A professor at Gulf Coast State College has proposed the idea of a fat people’s Olympic games to fight body shaming.
In a recently published academic journal article, Gulf Coast State College professor Richard Baldwin proposes a fat people’s Olympic games event to fight “fatphobia.” Gulf Coast State College, located in Panama City, Florida, is a public accredited college, offering bachelor’s and associate’s degrees. Baldwin’s article was originally highlighted by the New Real Peer Review account on Twitter.
— New Real Peer Review (@RealPeerReview) April 14, 2018
The article, which was published in the journal Fat Studies, is titled, “Who are they to judge? Overcoming anthropometry through fat bodybuilding.” The article argues for the creation of “fat bodybuilding,” which Baldwin describes as “a fat-inclusive politicized performance and a new culture to be embedded within bodybuilding.”
Baldwin, a former professional bodybuilder, has dedicated his retirement to “fighting oppression and promoting social justice,” according to his personal biography.

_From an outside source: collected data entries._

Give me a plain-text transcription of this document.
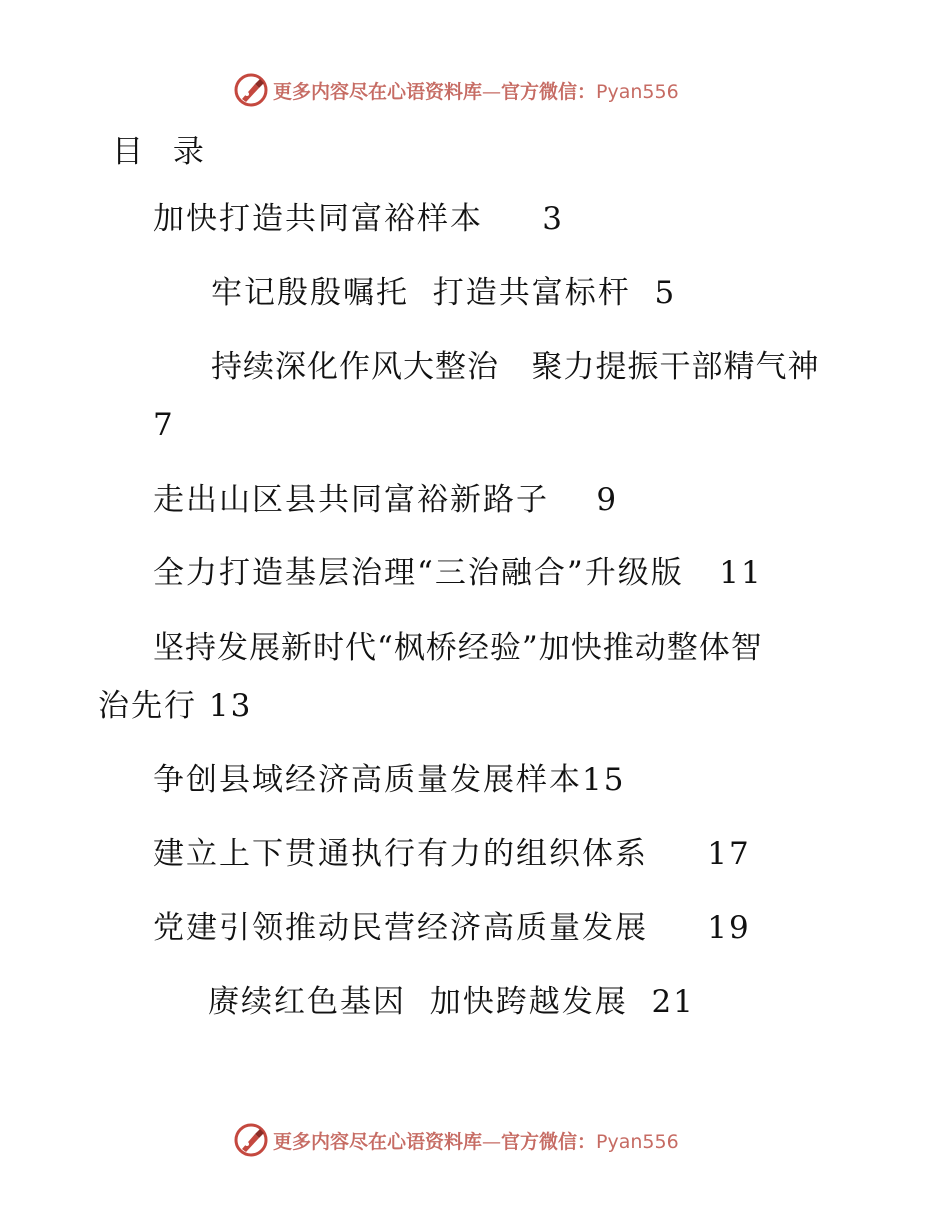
更多内容尽在心语资料库—官方微信：Pyan556
目 录

加快打造共同富裕样本 3

牢记殷殷嘱托  打造共富标杆 5

持续深化作风大整治   聚力提振干部精气神

7

走出山区县共同富裕新路子 9

全力打造基层治理“三治融合”升级版 11

坚持发展新时代“枫桥经验”加快推动整体智

治先行 13

争创县域经济高质量发展样本15

建立上下贯通执行有力的组织体系 17

党建引领推动民营经济高质量发展 19

赓续红色基因  加快跨越发展 21

更多内容尽在心语资料库—官方微信：Pyan556
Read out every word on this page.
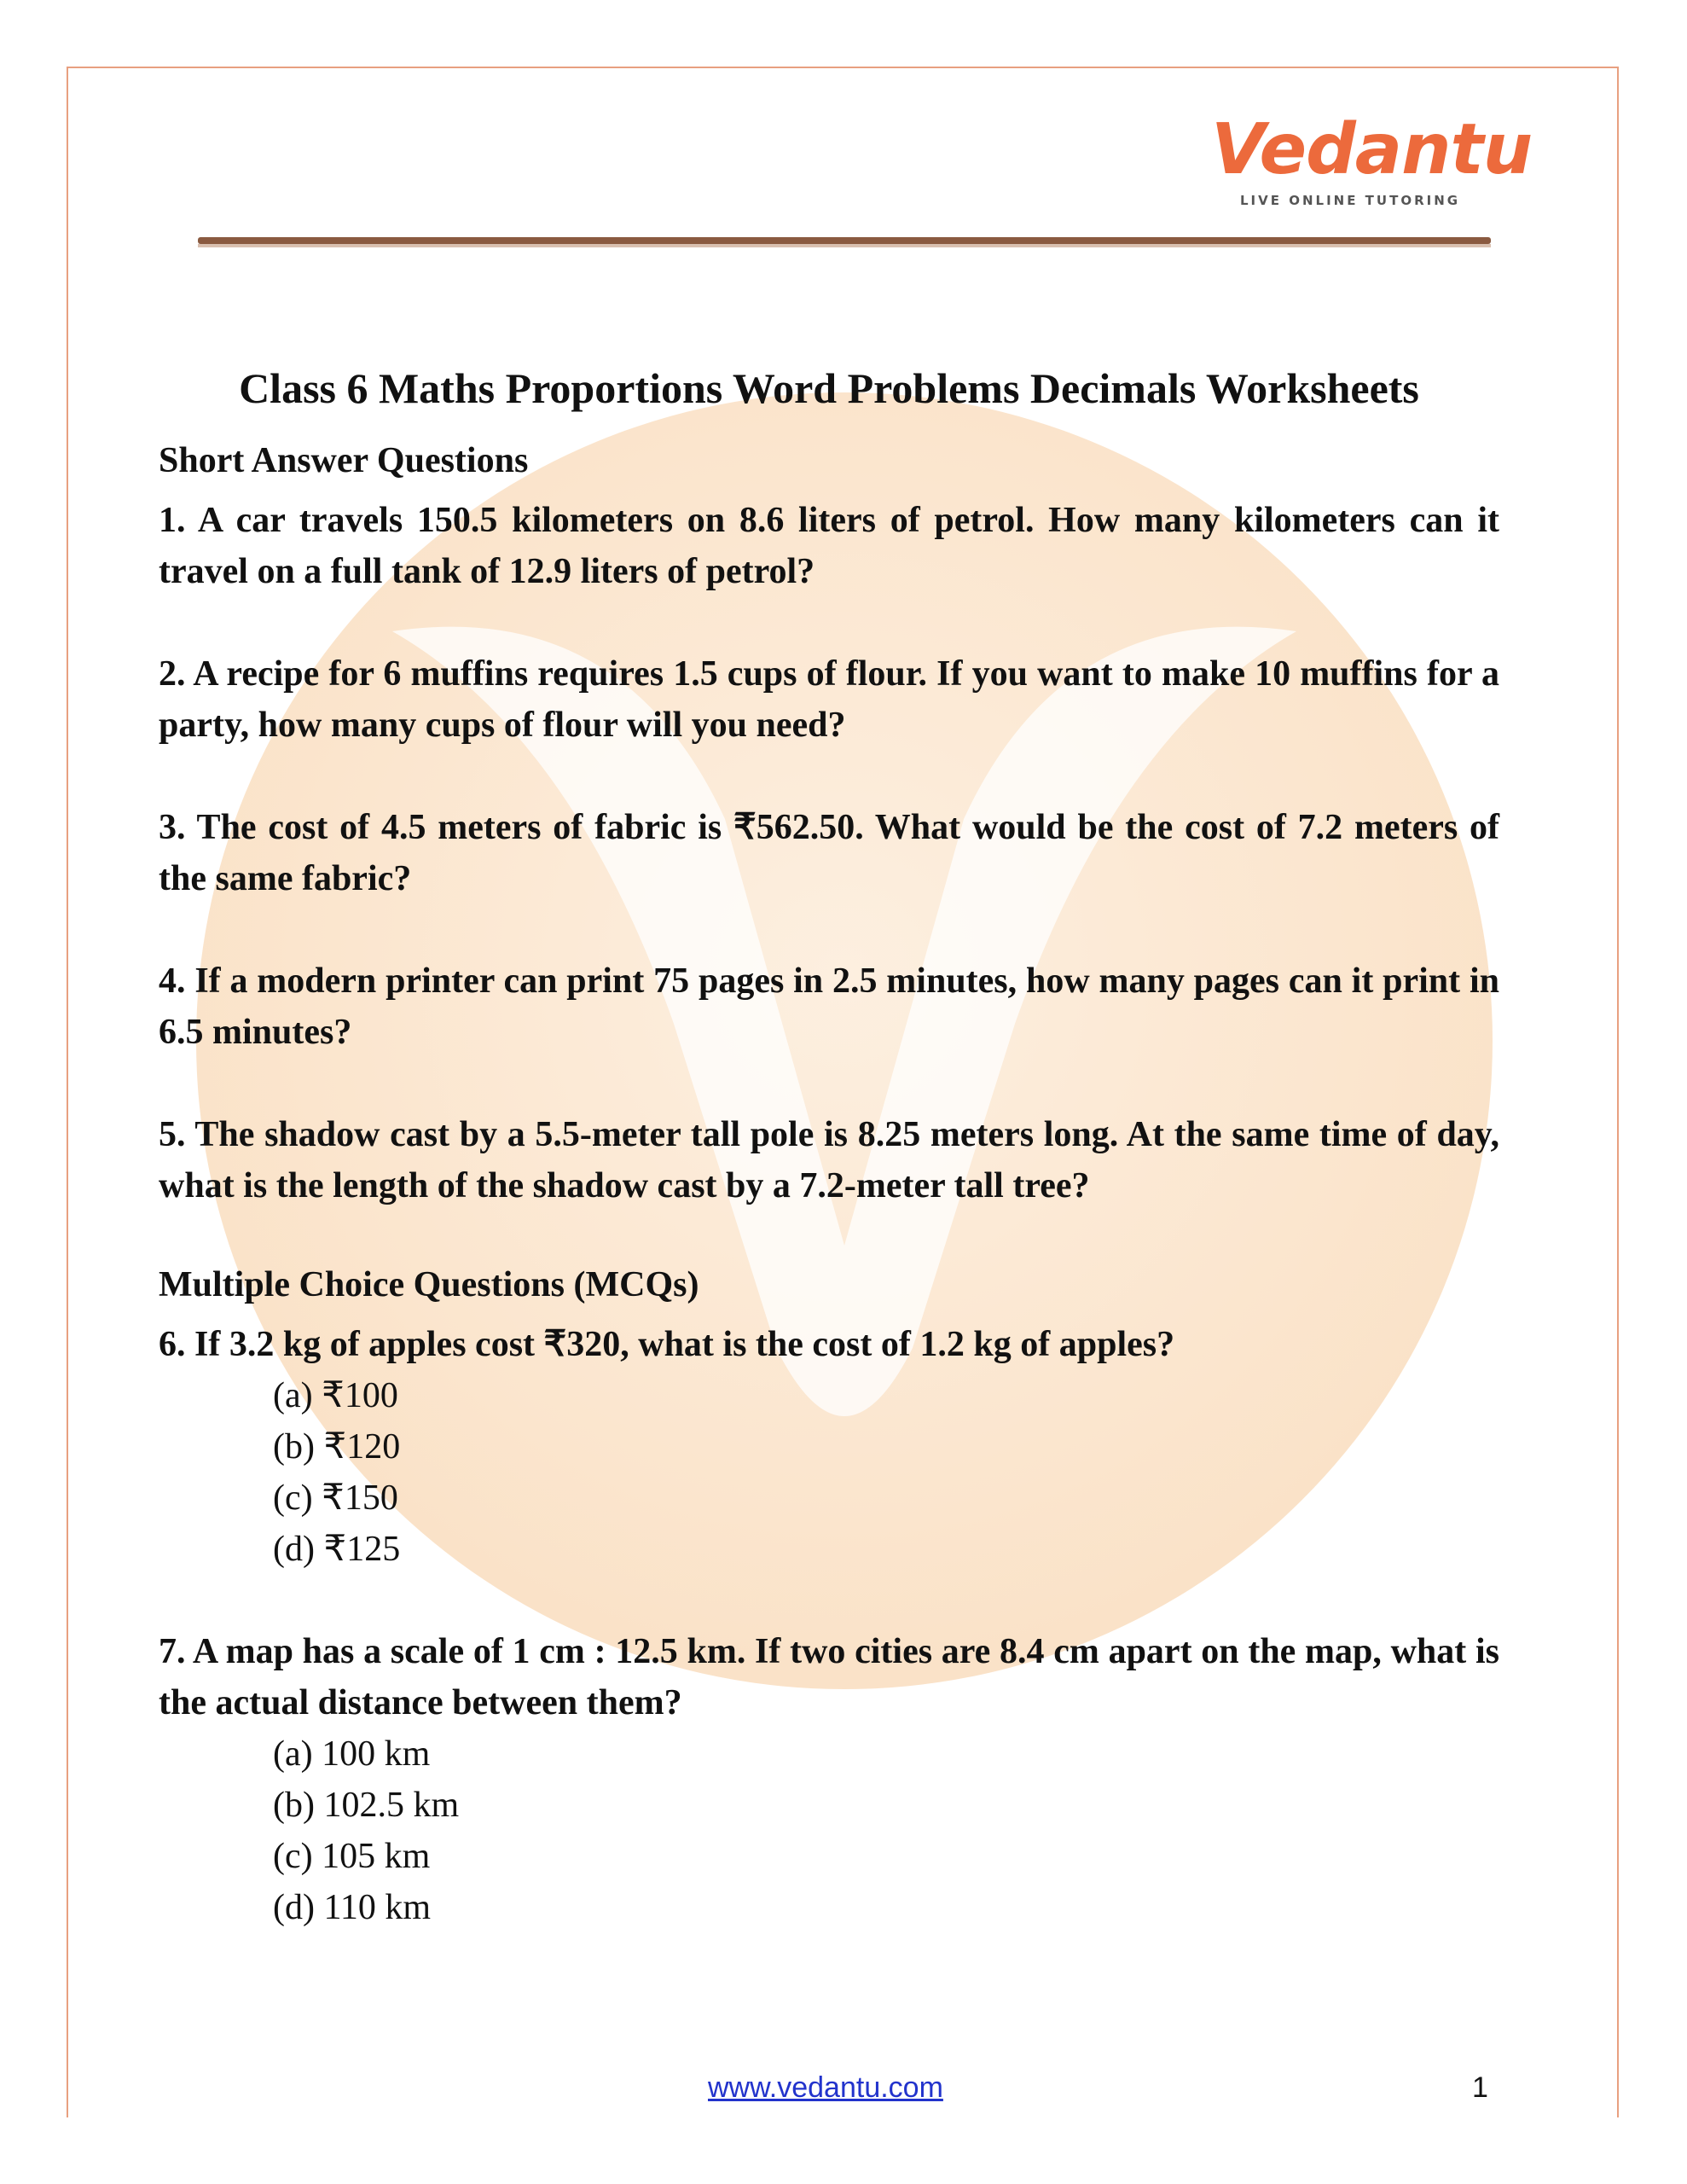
Vedantu
LIVE ONLINE TUTORING
Class 6 Maths Proportions Word Problems Decimals Worksheets
Short Answer Questions

1. A car travels 150.5 kilometers on 8.6 liters of petrol. How many kilometers can it travel on a full tank of 12.9 liters of petrol?

2. A recipe for 6 muffins requires 1.5 cups of flour. If you want to make 10 muffins for a party, how many cups of flour will you need?

3. The cost of 4.5 meters of fabric is ₹562.50. What would be the cost of 7.2 meters of the same fabric?

4. If a modern printer can print 75 pages in 2.5 minutes, how many pages can it print in 6.5 minutes?

5. The shadow cast by a 5.5-meter tall pole is 8.25 meters long. At the same time of day, what is the length of the shadow cast by a 7.2-meter tall tree?

Multiple Choice Questions (MCQs)

6. If 3.2 kg of apples cost ₹320, what is the cost of 1.2 kg of apples?

(a) ₹100
(b) ₹120
(c) ₹150
(d) ₹125

7. A map has a scale of 1 cm : 12.5 km. If two cities are 8.4 cm apart on the map, what is the actual distance between them?

(a) 100 km
(b) 102.5 km
(c) 105 km
(d) 110 km
www.vedantu.com	1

“People who inhabit fat bodies are constantly judged—morally, aesthetically, physically, emotionally, economically, and in other ways that undermine their dignity,” Baldwin wrote in the article. “Most of all, people inhabiting fat bodies are judged for visual and superficial reasons: for the bodies they inhabit.”
Baldwin explains that his idea for “fat bodybuilding” stemmed from an event called the “fattylympics.” Baldwin calls the “fattylympics” a disruptive “fathletic” event.
“The Fattylympics was an act of cultural disruption undertaken as a nonprofit community event in East London in 2012 to satirize the Olympics and offer a different take on ‘sport, bodies, community, [and] protest,'” Baldwin explained.
Baldwin uses the article to argue that traditional athletic events reinforce certain privileges associated with body size. Revolutionary fat sporting events, such as “fat bodybuilding” and the “fattylympics” serve to reshape public perception of overweight individuals, according to Baldwin.